池永と田村の両刑事は、扉に細長い防犯窓が付いたエレベーターに乗って、704号室の前に立った。インターホンを押したが、声の応答が返ってこない。
<すっぽかされたのかな>
池永に芽生えた疑心は、内側から押し広げられた玄関ドアがたちまち、打ち消してくれた。背筋を伸ばして、一礼する。
「先程、お電話した巣鴨署の池永と申しますが」
「田村です」
「はい、お待ちしてました。どうぞ、お入り下さい」
小説家の和武利朗なる人物が、微笑をたたえながら招じ入れてくれた。
池永は出会い頭、自分の人品骨柄を一瞬の内に見通されたよう な、奇妙な感覚を覚えていた。
<まさか。まさかね。そんな達人がいるわけはない>
取り越し苦労を否定しつつ、腰を低くしてスリッパを借りた。
案内された南向きのリビングルームからは、池袋方面へ広がっている中・高層ビルの中で、独り青空へ切り立つ超高層ビルが大きく見えている。背後の右手に小さく見晴らせるのは、新宿副都心の超高層ビル群である。

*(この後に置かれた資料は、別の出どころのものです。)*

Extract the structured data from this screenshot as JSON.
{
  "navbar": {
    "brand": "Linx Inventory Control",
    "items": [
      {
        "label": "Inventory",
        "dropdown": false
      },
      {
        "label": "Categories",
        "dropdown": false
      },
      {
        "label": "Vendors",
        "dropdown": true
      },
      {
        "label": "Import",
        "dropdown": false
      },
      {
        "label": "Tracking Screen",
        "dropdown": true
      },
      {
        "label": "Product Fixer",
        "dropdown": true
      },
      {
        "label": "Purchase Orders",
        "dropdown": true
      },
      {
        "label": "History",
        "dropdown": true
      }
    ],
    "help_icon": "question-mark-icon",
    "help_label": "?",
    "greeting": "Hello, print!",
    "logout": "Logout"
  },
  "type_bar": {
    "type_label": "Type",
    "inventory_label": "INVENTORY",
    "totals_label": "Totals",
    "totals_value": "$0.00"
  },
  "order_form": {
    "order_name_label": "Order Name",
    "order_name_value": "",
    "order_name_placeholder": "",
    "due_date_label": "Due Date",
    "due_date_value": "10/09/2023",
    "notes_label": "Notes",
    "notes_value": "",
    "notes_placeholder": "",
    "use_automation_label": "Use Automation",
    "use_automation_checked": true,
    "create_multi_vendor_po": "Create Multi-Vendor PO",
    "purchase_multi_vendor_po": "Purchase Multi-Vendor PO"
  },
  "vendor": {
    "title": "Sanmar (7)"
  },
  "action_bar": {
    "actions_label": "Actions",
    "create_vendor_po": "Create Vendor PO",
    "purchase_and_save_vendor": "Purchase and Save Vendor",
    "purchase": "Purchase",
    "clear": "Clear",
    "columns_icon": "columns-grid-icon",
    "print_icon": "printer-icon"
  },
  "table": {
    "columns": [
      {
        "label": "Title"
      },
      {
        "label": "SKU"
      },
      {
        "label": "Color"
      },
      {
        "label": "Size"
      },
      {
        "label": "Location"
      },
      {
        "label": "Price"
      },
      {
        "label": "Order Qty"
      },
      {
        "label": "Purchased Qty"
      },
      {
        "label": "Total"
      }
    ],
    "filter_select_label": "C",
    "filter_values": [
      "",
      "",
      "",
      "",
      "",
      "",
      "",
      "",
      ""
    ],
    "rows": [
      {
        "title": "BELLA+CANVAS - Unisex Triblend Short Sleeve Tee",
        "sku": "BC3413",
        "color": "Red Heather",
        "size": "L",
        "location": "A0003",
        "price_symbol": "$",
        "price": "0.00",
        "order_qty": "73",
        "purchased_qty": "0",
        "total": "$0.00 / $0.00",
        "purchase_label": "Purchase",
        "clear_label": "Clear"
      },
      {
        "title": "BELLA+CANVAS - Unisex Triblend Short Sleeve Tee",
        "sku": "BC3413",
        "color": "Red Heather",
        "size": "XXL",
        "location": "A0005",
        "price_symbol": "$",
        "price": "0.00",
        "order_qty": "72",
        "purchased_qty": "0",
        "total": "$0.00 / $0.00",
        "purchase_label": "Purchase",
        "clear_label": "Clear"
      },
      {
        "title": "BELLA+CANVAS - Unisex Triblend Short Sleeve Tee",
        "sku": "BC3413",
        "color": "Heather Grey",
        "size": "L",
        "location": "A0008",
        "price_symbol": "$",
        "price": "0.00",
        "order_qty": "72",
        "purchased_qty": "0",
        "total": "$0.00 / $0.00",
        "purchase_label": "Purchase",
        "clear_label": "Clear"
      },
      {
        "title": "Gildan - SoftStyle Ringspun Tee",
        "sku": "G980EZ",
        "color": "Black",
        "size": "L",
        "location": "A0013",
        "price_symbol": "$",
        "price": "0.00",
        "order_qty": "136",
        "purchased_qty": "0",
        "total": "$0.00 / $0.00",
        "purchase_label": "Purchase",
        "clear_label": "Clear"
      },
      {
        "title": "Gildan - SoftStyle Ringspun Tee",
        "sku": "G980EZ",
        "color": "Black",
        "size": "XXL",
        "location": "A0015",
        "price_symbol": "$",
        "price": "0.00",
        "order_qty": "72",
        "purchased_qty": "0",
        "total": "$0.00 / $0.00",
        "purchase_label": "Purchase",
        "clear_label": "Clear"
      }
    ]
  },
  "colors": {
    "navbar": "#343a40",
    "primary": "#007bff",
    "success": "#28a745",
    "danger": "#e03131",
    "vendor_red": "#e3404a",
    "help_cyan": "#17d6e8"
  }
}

ふと、よく似た眺めを持つマンションの一室が、思い起こされた。三日前、現場検証で訪れた坂本律子宅のリビングキッチンである。あの慌ただしい時間の合間に、ワイドサッシを透かして見渡したのは夜景だったが、居並ぶ建物の趣は実によく似たものだった。
二つの眺めを勘案してみると、訪問中のマンションは、坂本律子が住まう東池袋二丁目と、徒歩十分と離れていないだろう。
「コーヒーでよかったら、すぐ用意しますが」
「いや、構わないで下さい」
ラフな格好をした長髪の主人から親切な申し出を受けたが、地味めのネクタイを締めた坊主刈りの池永は、日本人的な礼式にのっ とって、ひとまず断った。
「私のほうが、飲みたいものですからね。便利な妻という存在がいませんので、コーヒーを入れるのには慣れています」
こういう勧め方をされると、重ねて断るわけにもいかない。
「それでは、遠慮なく、いただきます。あの、失礼ですが、独身ということですか」
「ええ、そういうことです。その理由は、ただ一つ。過去に、相手にしてくれる女性が誰もいなかった、ということですよ」
「ハッ、ハ、ハ、私も同じ理由で、いまだチョンガーでして」
「ハッ、ハッ、そうですか。おいくつで?」
「もうすぐ五十で」
「まさに男盛りじゃないですか。まだまだ、よいことがあるかもしれませんよ」
自然な笑顔を見せる主人は、人を乗せる話法を心得ているらし い。
「いや、もう髪も薄くて、余生の心境ですからね」
「まあ、そう自分を卑下されずに…。五分ほど、待ってて下さい よ」
「さあ、どうぞ。これはブラジルです」
五分後、三人が取り囲むテーブルに、レギュラーコーヒーが用意された。
池永の反対側に腰掛けた和武利は、作家然とした風貌と、鍛え上げた肉体の持ち主である。とりわけ、コーヒーカップを口に運ぶ、労働者のような大きな手が目立つ。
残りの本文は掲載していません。